Source: Graph created by the author
This tutorial is going to answer the question which measure of center should I use? There are multiple measures of center. We've talked about the mean, the median, and the mode. Now the good news is that there's a default to that you should use if there's no real reason to use anything else. And it's the mean. The mean is the one we would like to use if we can. It's the most versatile measure of center. And it's the most appropriate one in the vast majority of cases.
However there are certain situations where the mean is not appropriate gauge for center. And we should use the median in those cases. We will hardly ever use the mode.
Here's an example of when the mean is a poor representation of where the center really is. So suppose that we have 12 employees. 8 of them are shift workers. 3 of them are managers. And there's 1 head honcho. And apparently the head honcho makes about $200 grand. And the other workers make quite a bit less. If I take the mean of the 8 shift workers, the 3 managers, and the head honcho altogether the average is over $58,000.

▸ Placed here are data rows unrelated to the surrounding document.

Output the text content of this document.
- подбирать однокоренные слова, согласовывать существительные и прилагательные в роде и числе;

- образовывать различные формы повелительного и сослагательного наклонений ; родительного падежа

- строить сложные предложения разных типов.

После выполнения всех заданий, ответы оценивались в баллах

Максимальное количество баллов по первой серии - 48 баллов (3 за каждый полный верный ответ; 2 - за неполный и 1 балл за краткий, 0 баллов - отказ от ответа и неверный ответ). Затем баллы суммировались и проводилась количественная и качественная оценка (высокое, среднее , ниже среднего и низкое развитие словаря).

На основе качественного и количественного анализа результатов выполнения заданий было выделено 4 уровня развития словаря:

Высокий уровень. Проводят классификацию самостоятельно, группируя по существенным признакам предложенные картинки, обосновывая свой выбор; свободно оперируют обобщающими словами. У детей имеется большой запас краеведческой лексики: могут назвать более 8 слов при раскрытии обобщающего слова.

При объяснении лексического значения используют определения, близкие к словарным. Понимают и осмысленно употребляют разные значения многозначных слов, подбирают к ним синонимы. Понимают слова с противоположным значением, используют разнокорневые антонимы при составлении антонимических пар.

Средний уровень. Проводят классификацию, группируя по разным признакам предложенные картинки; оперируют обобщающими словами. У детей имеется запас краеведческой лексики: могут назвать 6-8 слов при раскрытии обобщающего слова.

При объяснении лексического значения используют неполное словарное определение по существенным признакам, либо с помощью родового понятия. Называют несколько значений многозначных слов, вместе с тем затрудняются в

Now take a look. How many of the employees make more than $58,000 and how many make less than $58,000? 11 of our 12 people make less than $58,000. And only one makes more than that. And he makes substantially more. That doesn't really make a whole lot of sense to measure center then. This $200,000 is an outlier. The head honcho's salary is an outlier in this data set.
In this case a better measure of center would be the median. The median if you took all the salaries and wrote them out from least to greatest the one in the middle would be $42,000. And that more accurately describes what a typical worker makes.
To reemphasize this again $200,000 was an outlier. In the presence of outliers, which are very few high or very few very, very low values the mean won't give an accurate representation of center. And you should use the median in cases like those.
All right, so when do you use mode? We've talked about when to use mean and when to use median. When do you use mode? Well we don't use it all that often to be quite honest. It's used mainly for qualitative data sets, to determine the category that has the most values in it. So in this case the mode is biology. And that's really all we use it for unless we're describing the peak of a distribution, like a histogram.
And so to recap the mean is our default measure of center. It's the preferred one. It's the most versatile. However sometimes if we have outliers, or a few values that can pull the mean towards them either on the high side or the low side, the mean then won't accurately represent center anymore. And the median should be used. Typically we reserve the mode for qualitative distributions. Good luck. And we'll see you next time.
The average number in a quantitative data set; the sum of all the values, divided by the number of values.